A 13 anni è difficile vedere oltre la fatica quotidiana, a vedere l’importanza di ogni singolo mattoncino che costruisce un futuro solido.
Proprio come la mia tecnica di nuotata. Certo in gran parte è naturale, è il mio istinto a portarmi a nuotare in certo modo, ma ho anche lavorato molto e continuo a farlo con il mio allenatore. Ore e ore dedicate ad ogni singolo dettaglio.
Io e Adrian parliamo tantissimo di nuoto, potremmo passare giornate intere a discutere di tecnica e dei grandi campioni del passato senza annoiarci un secondo.
A detta di molti il modo in cui nuoto ha qualcosa a che vedere con lo stile di Ian Thorpe.
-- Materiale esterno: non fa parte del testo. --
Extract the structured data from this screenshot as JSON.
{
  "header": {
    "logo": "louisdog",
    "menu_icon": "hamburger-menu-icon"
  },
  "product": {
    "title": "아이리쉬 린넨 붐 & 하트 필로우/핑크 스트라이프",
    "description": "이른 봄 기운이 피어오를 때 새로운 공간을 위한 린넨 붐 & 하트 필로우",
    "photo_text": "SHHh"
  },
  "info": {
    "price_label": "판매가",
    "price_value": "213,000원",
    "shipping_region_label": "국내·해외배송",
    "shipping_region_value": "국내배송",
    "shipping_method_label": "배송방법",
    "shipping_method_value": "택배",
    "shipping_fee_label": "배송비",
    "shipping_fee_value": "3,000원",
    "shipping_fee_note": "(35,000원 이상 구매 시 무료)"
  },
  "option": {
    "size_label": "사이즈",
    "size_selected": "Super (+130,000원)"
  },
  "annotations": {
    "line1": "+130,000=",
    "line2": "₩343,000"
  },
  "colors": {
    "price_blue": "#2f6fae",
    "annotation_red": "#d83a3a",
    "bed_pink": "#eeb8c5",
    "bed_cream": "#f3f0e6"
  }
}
E non serve che dica altro sul suo conto. Quello che invece voglio dire è che senza dubbio la sua tecnica è stata fonte di ispirazione per me, che 20 anni dopo di lui sono libero di nuotare imitandolo.
Dico libero, perchè lui è stato il primo a rivoluzionare in qualche modo lo stile libero, assumendosi il richio di cambiare le regole di uno sport di cui all’alba del nuovo millennio si pensava di sapere già tutto o quasi. Bracciate lunghe, lunghissime, e la pazienza di aspettare che il corpo compia tutta la fase fi scivolamento. E’ difficile avere pazienza mentre si nuotano i 100 o i 200 metri, ma è l’acqua che ce lo chiede, e noi, dobbiamo ascoltarla.
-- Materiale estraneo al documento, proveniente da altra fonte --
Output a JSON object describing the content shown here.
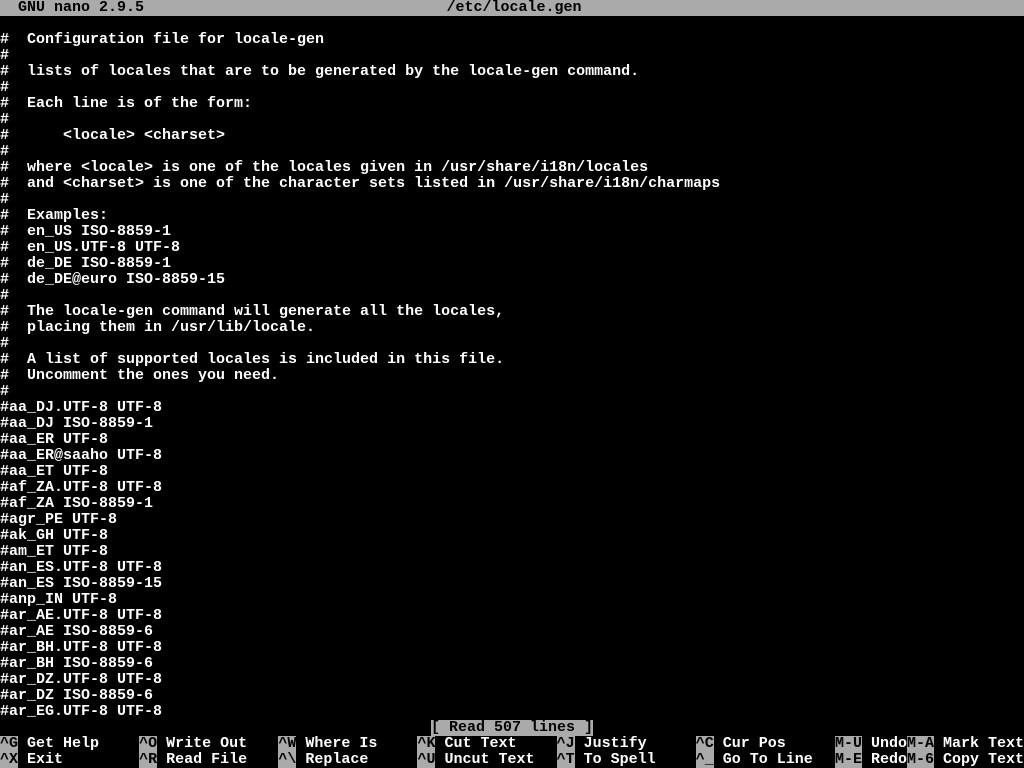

Se due anni fa mi avessero detto che quel bambino incapace di fare i sonnellini pomeridiani sarebbe stato in camera di chiamata alle Olimpiadi accanto a campioni come Caeleb Dressel o Kyle Chalmers probabilmente avrei detto che era assurdo, o che era un sogno e che al loro cospetto mi sarei sentito una piccola formica, anzi meglio un insetto come quelli con cui giocavo da bambino.
Ma qualche mese fa è successo davvero, ero in camera di chiamata ai Giochi Olimpici di Tokyo e i miei stessi pensieri mi hanno in qualche modo sorpreso.
E’ vero, quelli attorno a me sono giganti del nuoto, hanno scritto pagine importanti di questo sport, quelle stesse pagine che qualche bambino guarderà e riguarderà in tv fino a impararle a memoria. Ma ci sono anche io e se sono qui è perchè sono un gigante anche io. Mi sono guadagnato questo posto e i Giochi Olimpici hanno dimostrato anche in questa edizione che ogni corsia ha una chance.
Mi sono divertito da pazzi e spero con tutto il cuore di partecipare ad altre edizioni, perche le Olimpiadi sono un animale diverso, sono un mondo parallelo che ti permettere di pranzare e prendere l’autobus accanto ai tuoi avversari. I giochi Olimpici sono l’essenza dello sport. Ed è per questo che non voglio mai dimenticare quanto mi diverto, quanto mi piace fare quello che faccio.
Come durante i secondi 50 metri di quel 100 stile quando mi sono ritrovato a parlare nell’acqua, non nella mia testa ma proprio nell’acqua, o forse parlavo all’acqua. Dicevo ogni due bracciate: “I f**king love it”.